Shell sort generalizes insertion sort by sorting elements that are gap positions apart, then shrinking the gap until it reaches 1. By the time gap = 1, the array is nearly sorted and the final insertion-sort pass is fast. The exact complexity depends on the gap sequence chosen.

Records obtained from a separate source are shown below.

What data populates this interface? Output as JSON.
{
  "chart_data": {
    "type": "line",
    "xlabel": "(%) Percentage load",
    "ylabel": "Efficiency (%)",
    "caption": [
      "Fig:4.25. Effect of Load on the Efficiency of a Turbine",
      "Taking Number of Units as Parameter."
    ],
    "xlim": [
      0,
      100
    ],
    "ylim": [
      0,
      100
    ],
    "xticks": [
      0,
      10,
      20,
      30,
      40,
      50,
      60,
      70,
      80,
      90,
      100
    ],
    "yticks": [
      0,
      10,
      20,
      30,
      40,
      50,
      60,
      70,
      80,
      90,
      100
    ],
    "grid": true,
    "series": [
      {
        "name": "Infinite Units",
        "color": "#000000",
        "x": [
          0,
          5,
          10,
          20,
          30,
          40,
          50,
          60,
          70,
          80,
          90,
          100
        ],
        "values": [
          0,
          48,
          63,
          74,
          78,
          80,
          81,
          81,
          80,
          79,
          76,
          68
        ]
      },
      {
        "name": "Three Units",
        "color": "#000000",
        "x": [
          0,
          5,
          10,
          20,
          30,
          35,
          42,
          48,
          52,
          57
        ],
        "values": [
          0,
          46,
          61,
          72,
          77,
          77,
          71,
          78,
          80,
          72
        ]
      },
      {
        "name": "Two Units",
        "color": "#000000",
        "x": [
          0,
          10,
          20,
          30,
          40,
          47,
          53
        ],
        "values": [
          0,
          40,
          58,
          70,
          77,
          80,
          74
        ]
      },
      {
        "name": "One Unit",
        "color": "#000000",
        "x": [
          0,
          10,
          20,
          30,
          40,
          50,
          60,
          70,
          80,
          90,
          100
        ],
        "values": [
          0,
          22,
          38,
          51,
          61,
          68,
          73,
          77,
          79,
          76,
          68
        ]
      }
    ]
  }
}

| Best | Average | Worst | Space (Worst) |
|---|---|---|---|
Ω(n log n) |
Θ(n(log n)²) |
O(n(log n)²) |
O(1) |
Pick a decreasing sequence of gaps ending at 1 (e.g. Knuth: 1, 4, 13, 40, …). For each gap, run insertion sort on the subarrays formed by elements gap apart. Larger gaps move elements long distances early; the final gap-1 pass cleans up. With Sedgewick's gaps the worst case drops to O(n^(4/3)).
def shell_sort(arr):
"""In-place Shell sort using Knuth's gap sequence."""
n = len(arr)
gap = 1
while gap < n // 3:
gap = 3 * gap + 1
while gap > 0:
for i in range(gap, n):
x = arr[i]
j = i
while j >= gap and arr[j - gap] > x:
arr[j] = arr[j - gap]
j -= gap
arr[j] = x
gap //= 3
return arr
print(shell_sort([3, 6, 1, 8, 2, 9, 4])) # [1, 2, 3, 4, 6, 8, 9]